Writer: Drew Bloodworth, 706/542-5172, lawprstu@uga.edu
Contact: Candice Barrett, 706/491-7991, marycb@uga.edu

NOTE: Due to inclement weather, this lecture was recheduled for April 9, 2009

Athens, Ga. - Felice J. Batlan, a specialist in feminist legal theory, will deliver the University of Georgia School of Law's 27th Edith House Lecture. The lecture, titled "Are We Our Mother's Law Students?: Women's Law School Experiences and an Agenda for Action," will be held March 2 at 3:30 p.m. in the Larry Walker Room of Dean Rusk Hall and is free and open to the public.

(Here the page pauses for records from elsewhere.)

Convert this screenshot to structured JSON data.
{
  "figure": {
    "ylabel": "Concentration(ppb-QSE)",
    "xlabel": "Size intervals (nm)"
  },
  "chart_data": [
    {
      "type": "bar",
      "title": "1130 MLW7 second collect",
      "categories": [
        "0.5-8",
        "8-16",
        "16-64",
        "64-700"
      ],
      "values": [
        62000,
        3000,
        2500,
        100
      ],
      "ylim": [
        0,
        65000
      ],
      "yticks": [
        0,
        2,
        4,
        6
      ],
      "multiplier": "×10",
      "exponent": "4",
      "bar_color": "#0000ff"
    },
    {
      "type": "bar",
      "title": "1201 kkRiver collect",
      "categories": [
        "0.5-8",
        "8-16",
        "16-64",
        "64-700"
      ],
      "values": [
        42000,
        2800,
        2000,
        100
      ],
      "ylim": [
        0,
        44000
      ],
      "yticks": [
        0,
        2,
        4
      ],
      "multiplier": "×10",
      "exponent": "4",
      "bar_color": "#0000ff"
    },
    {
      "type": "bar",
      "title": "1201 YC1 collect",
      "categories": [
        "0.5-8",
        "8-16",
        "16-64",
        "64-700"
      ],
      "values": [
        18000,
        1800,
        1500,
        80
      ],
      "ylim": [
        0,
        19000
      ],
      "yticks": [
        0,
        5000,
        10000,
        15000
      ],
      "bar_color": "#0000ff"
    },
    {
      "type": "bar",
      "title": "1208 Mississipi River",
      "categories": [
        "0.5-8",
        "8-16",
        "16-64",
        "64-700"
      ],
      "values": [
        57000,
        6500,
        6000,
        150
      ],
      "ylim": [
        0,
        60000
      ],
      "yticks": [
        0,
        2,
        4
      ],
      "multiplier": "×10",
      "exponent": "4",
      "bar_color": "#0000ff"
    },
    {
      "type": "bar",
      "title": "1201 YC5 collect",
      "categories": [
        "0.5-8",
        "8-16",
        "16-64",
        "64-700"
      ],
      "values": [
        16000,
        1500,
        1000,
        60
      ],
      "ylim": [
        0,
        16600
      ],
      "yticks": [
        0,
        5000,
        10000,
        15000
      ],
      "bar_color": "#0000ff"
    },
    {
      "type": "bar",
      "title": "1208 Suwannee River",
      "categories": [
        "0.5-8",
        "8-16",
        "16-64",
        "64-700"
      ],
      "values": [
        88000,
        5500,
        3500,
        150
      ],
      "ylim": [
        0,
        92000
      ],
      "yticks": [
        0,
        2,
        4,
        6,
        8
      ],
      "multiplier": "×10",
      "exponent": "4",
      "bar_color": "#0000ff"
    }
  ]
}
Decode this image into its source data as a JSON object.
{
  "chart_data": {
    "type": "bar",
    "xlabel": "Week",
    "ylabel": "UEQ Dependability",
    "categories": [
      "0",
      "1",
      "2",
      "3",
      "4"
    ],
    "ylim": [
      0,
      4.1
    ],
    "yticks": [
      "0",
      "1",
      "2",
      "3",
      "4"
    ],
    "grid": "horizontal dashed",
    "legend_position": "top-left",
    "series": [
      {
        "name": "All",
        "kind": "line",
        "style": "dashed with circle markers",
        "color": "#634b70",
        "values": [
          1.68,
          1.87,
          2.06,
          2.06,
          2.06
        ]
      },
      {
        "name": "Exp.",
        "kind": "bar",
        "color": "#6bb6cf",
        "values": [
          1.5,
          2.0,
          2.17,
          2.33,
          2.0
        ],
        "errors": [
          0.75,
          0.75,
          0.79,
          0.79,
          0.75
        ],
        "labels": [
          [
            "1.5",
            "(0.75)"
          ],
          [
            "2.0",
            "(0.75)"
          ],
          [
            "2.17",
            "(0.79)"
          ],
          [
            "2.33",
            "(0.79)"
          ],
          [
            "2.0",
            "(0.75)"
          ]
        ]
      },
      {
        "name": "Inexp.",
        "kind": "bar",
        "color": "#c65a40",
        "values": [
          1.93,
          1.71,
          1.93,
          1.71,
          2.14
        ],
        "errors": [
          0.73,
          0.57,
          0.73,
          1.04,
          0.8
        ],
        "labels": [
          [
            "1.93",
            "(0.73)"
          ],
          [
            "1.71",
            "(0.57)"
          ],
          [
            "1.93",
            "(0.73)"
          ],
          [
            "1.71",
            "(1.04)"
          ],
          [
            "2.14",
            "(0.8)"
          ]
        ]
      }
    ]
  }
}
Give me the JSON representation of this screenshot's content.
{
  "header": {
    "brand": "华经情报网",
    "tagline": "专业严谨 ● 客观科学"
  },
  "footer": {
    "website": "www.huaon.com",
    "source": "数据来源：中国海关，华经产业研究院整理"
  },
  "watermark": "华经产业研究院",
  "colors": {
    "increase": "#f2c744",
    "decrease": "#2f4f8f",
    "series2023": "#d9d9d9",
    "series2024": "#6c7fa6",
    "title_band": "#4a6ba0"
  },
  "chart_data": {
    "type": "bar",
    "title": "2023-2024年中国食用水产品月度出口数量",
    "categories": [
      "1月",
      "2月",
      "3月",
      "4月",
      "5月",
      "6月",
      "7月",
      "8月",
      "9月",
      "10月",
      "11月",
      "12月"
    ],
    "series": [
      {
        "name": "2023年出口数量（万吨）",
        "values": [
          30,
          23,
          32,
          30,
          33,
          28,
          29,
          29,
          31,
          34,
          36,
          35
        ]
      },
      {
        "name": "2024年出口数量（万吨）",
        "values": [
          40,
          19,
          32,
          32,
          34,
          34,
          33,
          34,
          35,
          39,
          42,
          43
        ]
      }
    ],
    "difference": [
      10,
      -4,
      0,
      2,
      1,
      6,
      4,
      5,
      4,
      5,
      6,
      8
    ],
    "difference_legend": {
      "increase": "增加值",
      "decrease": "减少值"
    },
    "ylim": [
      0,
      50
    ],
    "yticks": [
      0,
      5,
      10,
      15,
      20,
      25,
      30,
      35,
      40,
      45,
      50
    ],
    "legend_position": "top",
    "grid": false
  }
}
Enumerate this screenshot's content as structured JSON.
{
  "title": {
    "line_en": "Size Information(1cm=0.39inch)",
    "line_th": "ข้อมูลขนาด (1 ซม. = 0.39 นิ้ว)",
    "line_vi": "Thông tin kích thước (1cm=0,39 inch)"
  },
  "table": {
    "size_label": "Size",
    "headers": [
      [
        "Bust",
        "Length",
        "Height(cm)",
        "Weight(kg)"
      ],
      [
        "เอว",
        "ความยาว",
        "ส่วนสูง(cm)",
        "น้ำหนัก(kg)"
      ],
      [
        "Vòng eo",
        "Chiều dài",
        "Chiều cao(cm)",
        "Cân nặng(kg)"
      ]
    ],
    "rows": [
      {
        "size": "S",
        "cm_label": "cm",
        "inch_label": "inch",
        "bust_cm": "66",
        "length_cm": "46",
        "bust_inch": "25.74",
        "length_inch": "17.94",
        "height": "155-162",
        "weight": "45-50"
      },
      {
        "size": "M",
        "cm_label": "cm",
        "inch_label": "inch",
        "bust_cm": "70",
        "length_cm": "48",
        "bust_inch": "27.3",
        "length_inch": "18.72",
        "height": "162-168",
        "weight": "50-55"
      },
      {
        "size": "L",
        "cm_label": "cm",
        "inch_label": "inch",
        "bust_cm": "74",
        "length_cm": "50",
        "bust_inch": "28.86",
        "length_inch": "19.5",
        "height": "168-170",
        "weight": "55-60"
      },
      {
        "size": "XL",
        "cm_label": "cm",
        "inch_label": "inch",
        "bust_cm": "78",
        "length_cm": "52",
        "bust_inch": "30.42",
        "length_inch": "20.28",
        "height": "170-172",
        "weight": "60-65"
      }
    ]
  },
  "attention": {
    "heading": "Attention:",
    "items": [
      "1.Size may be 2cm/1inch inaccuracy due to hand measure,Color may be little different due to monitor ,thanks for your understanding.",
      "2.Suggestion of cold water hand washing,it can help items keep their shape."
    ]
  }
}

An assistant professor at Chicago-Kent College of Law, Batlan teaches corporate law, securities regulation, legal history and feminist legal theory. Her scholarship explores interactions between law and gender in the 19th and 20th centuries, with her work appearing in numerous law reviews and history journals. Batlan is an associate editor for Continuity and Change, an academic journal dedicated to exploring the legal and social structures of past societies, and the Macmillan-Gale Encyclopedia of the Supreme Court of the United States. She received the Illinois Institute of Technology's Julia Bevridge Award in spring 2008 for her service to female students.

"Felice Batlan is an accomplished legal scholar who represents the true spirit of the Edith House Lecture Series," Women Law Students Association officer and lecture organizer Candice Barrett said. "I am delighted to hear her thoughts on women and the law."

Currently, Batlan is also a Golieb Fellow in legal history at New York University School of Law. Before her career in academe, Batlan practiced corporate and securities law at a New York City law firm and worked as associate general counsel and global head of compliance for Greenwich Capital Markets. Additionally, Batlan served as a judicial clerk to Judge Constance Baker Motley of the U.S. District Court for the Southern District of New York.

Batlan earned her undergraduate degree summa cum laude from Smith College and graduated magna cum laude from Harvard Law School, where she served as executive editor of the Harvard Women's Law Journal. She later returned to school at NYU and earned her doctorate in history, specializing in U.S. legal and gender history.

The Edith House Lecture Series is hosted annually by WLSA in honor of one of the first female graduates of the University of Georgia School of Law. House, a native of Winder, Ga., was co-valedictorian of the law class of 1925, the first class to graduate women.